Tuesday, August 10, 2021

Upside Downside

Greg Ellifritz has a good piece up on some of the pros and cons of the traditional double-action auto.
"Surprisingly, the dual trigger pulls were not the problem that you might expect them to be. At the time, a lot of the officers had been originally trained on revolvers. The first pull of the TDA auto is quite similar in feel to a double action revolver trigger.

The bigger training issue was managing the TDA auto’s decocking lever. Teaching a student when to decock while the pistol was still in hand was harder than teaching the double action trigger pull. Getting students to remember to decock before holstering while under a lot of stress was hard work. When the stress levels increased, I had lots of cops trying to holster cocked TDA pistols.
"
I pretty much agree with his observations.

Everything has tradeoffs.
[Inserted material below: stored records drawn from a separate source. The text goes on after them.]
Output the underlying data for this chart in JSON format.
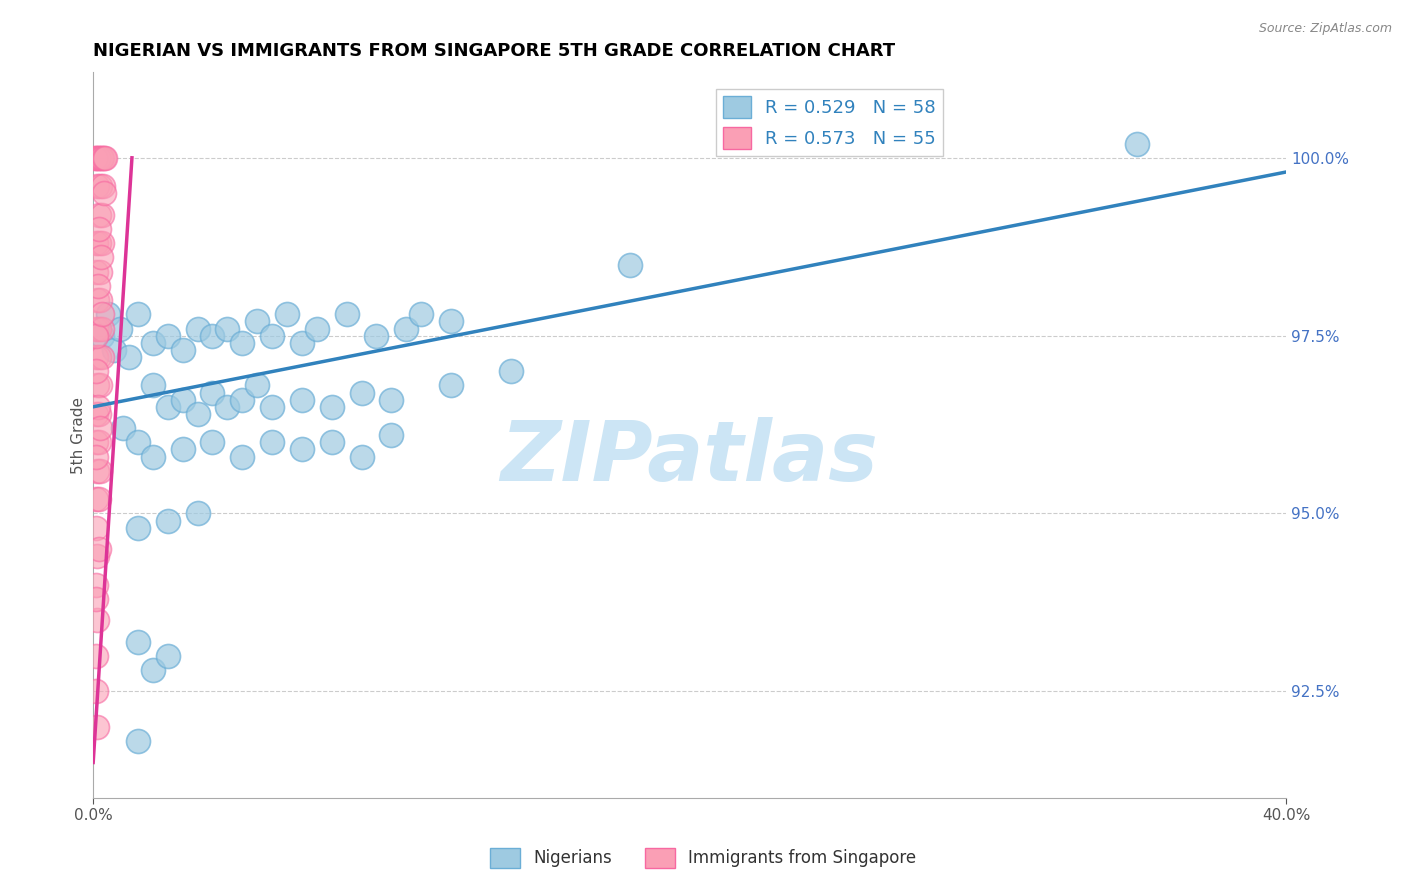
{
  "title": "NIGERIAN VS IMMIGRANTS FROM SINGAPORE 5TH GRADE CORRELATION CHART",
  "source": "Source: ZipAtlas.com",
  "ylabel": "5th Grade",
  "legend_r_blue": "R = 0.529",
  "legend_n_blue": "N = 58",
  "legend_r_pink": "R = 0.573",
  "legend_n_pink": "N = 55",
  "legend_label_blue": "Nigerians",
  "legend_label_pink": "Immigrants from Singapore",
  "scatter_blue": [
    [
      0.3,
      97.5
    ],
    [
      0.5,
      97.8
    ],
    [
      0.7,
      97.3
    ],
    [
      0.9,
      97.6
    ],
    [
      1.2,
      97.2
    ],
    [
      1.5,
      97.8
    ],
    [
      2.0,
      97.4
    ],
    [
      2.5,
      97.5
    ],
    [
      3.0,
      97.3
    ],
    [
      3.5,
      97.6
    ],
    [
      4.0,
      97.5
    ],
    [
      4.5,
      97.6
    ],
    [
      5.0,
      97.4
    ],
    [
      5.5,
      97.7
    ],
    [
      6.0,
      97.5
    ],
    [
      6.5,
      97.8
    ],
    [
      7.0,
      97.4
    ],
    [
      7.5,
      97.6
    ],
    [
      8.5,
      97.8
    ],
    [
      9.5,
      97.5
    ],
    [
      10.5,
      97.6
    ],
    [
      11.0,
      97.8
    ],
    [
      12.0,
      97.7
    ],
    [
      2.0,
      96.8
    ],
    [
      2.5,
      96.5
    ],
    [
      3.0,
      96.6
    ],
    [
      3.5,
      96.4
    ],
    [
      4.0,
      96.7
    ],
    [
      4.5,
      96.5
    ],
    [
      5.0,
      96.6
    ],
    [
      5.5,
      96.8
    ],
    [
      6.0,
      96.5
    ],
    [
      7.0,
      96.6
    ],
    [
      8.0,
      96.5
    ],
    [
      9.0,
      96.7
    ],
    [
      10.0,
      96.6
    ],
    [
      12.0,
      96.8
    ],
    [
      14.0,
      97.0
    ],
    [
      1.0,
      96.2
    ],
    [
      1.5,
      96.0
    ],
    [
      2.0,
      95.8
    ],
    [
      3.0,
      95.9
    ],
    [
      4.0,
      96.0
    ],
    [
      5.0,
      95.8
    ],
    [
      6.0,
      96.0
    ],
    [
      7.0,
      95.9
    ],
    [
      8.0,
      96.0
    ],
    [
      9.0,
      95.8
    ],
    [
      10.0,
      96.1
    ],
    [
      1.5,
      94.8
    ],
    [
      2.5,
      94.9
    ],
    [
      3.5,
      95.0
    ],
    [
      1.5,
      93.2
    ],
    [
      2.0,
      92.8
    ],
    [
      2.5,
      93.0
    ],
    [
      1.5,
      91.8
    ],
    [
      35.0,
      100.2
    ],
    [
      18.0,
      98.5
    ]
  ],
  "scatter_pink": [
    [
      0.05,
      100.0
    ],
    [
      0.1,
      100.0
    ],
    [
      0.15,
      100.0
    ],
    [
      0.2,
      100.0
    ],
    [
      0.25,
      100.0
    ],
    [
      0.3,
      100.0
    ],
    [
      0.35,
      100.0
    ],
    [
      0.4,
      100.0
    ],
    [
      0.12,
      99.6
    ],
    [
      0.22,
      99.6
    ],
    [
      0.32,
      99.6
    ],
    [
      0.18,
      99.2
    ],
    [
      0.28,
      99.2
    ],
    [
      0.08,
      98.8
    ],
    [
      0.2,
      98.8
    ],
    [
      0.3,
      98.8
    ],
    [
      0.1,
      98.4
    ],
    [
      0.22,
      98.4
    ],
    [
      0.14,
      98.0
    ],
    [
      0.24,
      98.0
    ],
    [
      0.08,
      97.6
    ],
    [
      0.18,
      97.6
    ],
    [
      0.28,
      97.6
    ],
    [
      0.1,
      97.2
    ],
    [
      0.2,
      97.2
    ],
    [
      0.3,
      97.2
    ],
    [
      0.12,
      96.8
    ],
    [
      0.22,
      96.8
    ],
    [
      0.08,
      96.4
    ],
    [
      0.18,
      96.4
    ],
    [
      0.1,
      96.0
    ],
    [
      0.2,
      96.0
    ],
    [
      0.12,
      95.6
    ],
    [
      0.22,
      95.6
    ],
    [
      0.08,
      95.2
    ],
    [
      0.18,
      95.2
    ],
    [
      0.1,
      94.8
    ],
    [
      0.14,
      94.4
    ],
    [
      0.1,
      94.0
    ],
    [
      0.12,
      93.5
    ],
    [
      0.08,
      93.0
    ],
    [
      0.1,
      92.5
    ],
    [
      0.12,
      92.0
    ],
    [
      0.08,
      97.5
    ],
    [
      0.35,
      99.5
    ],
    [
      0.18,
      99.0
    ],
    [
      0.25,
      98.6
    ],
    [
      0.3,
      97.8
    ],
    [
      0.15,
      96.5
    ],
    [
      0.1,
      95.8
    ],
    [
      0.2,
      94.5
    ],
    [
      0.15,
      98.2
    ],
    [
      0.08,
      97.0
    ],
    [
      0.22,
      96.2
    ],
    [
      0.1,
      93.8
    ]
  ],
  "blue_line": [
    [
      0.0,
      96.5
    ],
    [
      40.0,
      99.8
    ]
  ],
  "pink_line": [
    [
      0.0,
      91.5
    ],
    [
      1.3,
      100.0
    ]
  ],
  "xlim": [
    0.0,
    40.0
  ],
  "ylim": [
    91.0,
    101.2
  ],
  "yticks": [
    92.5,
    95.0,
    97.5,
    100.0
  ],
  "dot_size": 300,
  "blue_color": "#9ecae1",
  "pink_color": "#fa9fb5",
  "blue_edge_color": "#6baed6",
  "pink_edge_color": "#f768a1",
  "blue_line_color": "#3182bd",
  "pink_line_color": "#dd3497",
  "background_color": "#ffffff",
  "title_fontsize": 13,
  "watermark_text": "ZIPatlas",
  "watermark_color": "#cce5f5",
  "tick_color": "#4472c4"
}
If you carry a TDA (or a single-action like a 1911), you need to reliably and habitually activate the decocker (on a TDA) or safety (on an SAO) when you come off the sights, otherwise many potential advantages are lost. This is complicated on TDA autos with non-returning combination safety/decockers; on a S&W like the one in the photo, I flip the lever down to decock the pistol and back up again immediately to ready the pistol for work again. Real proficiency with either TDA or SAO will be higher-maintenance than equivalent skill with a striker-fired auto. 

I still think a light-but-long DAO is the best of both worlds for the non-hobbyist* defensive user, but I've long realized that I’m shouting into the void on this one.

[SARCASM ALERT] The complete necessity of sub-.25 splits in defensive situations has totally poisoned the well for the commercial success of DAO guns. Mrs. Edna Crabapple will not be able to defend herself from felons without a short-travel, sub 5# trigger. [/SARCASM ALERT]

Would you consider yourself unarmed with a DA/SA gun like this Smif 1066? I wouldn't.


*By "non-hobbyist" I mean the typical gun owner, who likely isn't reading this blog and wouldn't list "guns" as one of their hobbies. They keep a gun in the house the same way most people keep a fire extinguisher. However the market does not cater to their needs, because they're generally one-and-done customers, not enthusiastic repeat buyers. The market caters to gun nerds like me and you.